Sukkah style: Adjaye’s inspiration for the synagogue, which is oriented towards Jerusalem, was the Jewish holiday of Sukkot. The criss-cross beams that rise up to the roof, allowing light to filter in through the gaps, represent palm leaves or plants covering the sukkah, and allow congregants to look “up to the heavens,” Adjaye said. Adjaye, whose works include the National Museum of African American History and Culture in Washington, D.C., and the National Cathedral of Ghana, had initially wanted to make the roof open, but noted that this wasn’t possible for technical reasons. A bronze mesh tent — symbolizing the original tabernacle, known to have included a bronze laver — cascades from a skylight in the ceiling, which allows in midday sun and creates the effect of dappled light, a theme that carries through the three houses of worship.
Location, location, location: The architect, who hails from Ghana’s capital city of Accra, spent a lot of time in the UAE while working on the buildings. “I think that what Abu Dhabi is doing by opening up is very powerful,” he remarked. Adjaye describes as “critical statements” the Document on Human Fraternity for World Peace and Living Together, signed by Pope Francis and Sheikh Ahmed Al-Tayeb, grand imam of Al-Azhar Mosque on Feb. 4, 2019. “And to do it here, I think, on this continent was so symbolic and so powerful. And I hope that it has a ripple effect in the world,” he added.
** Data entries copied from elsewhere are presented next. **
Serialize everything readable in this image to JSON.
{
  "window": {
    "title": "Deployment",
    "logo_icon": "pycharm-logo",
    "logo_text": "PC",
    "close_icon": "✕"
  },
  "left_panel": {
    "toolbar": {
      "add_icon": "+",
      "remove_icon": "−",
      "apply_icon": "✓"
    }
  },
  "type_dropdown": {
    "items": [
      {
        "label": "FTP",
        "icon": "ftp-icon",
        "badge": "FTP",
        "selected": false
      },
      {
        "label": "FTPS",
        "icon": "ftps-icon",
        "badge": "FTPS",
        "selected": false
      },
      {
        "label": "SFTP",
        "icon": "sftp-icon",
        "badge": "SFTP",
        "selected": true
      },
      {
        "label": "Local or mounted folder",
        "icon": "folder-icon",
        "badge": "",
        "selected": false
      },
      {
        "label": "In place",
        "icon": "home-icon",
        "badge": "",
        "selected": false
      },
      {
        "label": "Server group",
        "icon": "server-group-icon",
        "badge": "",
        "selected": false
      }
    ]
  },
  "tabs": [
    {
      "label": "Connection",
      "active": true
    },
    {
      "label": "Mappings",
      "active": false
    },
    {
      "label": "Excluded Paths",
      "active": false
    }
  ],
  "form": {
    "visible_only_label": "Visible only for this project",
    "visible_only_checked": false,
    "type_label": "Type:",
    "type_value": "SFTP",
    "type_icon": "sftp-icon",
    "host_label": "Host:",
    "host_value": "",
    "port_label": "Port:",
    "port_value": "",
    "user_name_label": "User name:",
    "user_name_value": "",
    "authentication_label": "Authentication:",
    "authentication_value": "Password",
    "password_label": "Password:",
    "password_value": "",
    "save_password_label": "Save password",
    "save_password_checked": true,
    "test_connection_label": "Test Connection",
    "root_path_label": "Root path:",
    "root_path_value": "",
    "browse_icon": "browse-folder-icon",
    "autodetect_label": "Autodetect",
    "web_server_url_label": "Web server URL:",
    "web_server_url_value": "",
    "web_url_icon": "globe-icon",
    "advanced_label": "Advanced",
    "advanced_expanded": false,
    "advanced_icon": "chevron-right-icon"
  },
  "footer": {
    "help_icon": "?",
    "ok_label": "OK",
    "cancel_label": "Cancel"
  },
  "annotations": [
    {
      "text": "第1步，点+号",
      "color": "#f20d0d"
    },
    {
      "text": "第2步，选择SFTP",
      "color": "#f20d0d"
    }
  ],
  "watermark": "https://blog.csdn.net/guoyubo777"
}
‘Magical moment’: Sitting inside the Moses Ben Maimon Synagogue on its first day of prayer was a meaningful moment for Adjaye. “It’s just such a magical moment to see it full of people,” he said. “I always love the moment when something we’ve been working on, something that’s been in the head, is suddenly taken over by people,” the architect continued. “And they know how to use it because of the rituals and the patterns of what these things mean. So it’s beautiful. It’s always humbling.”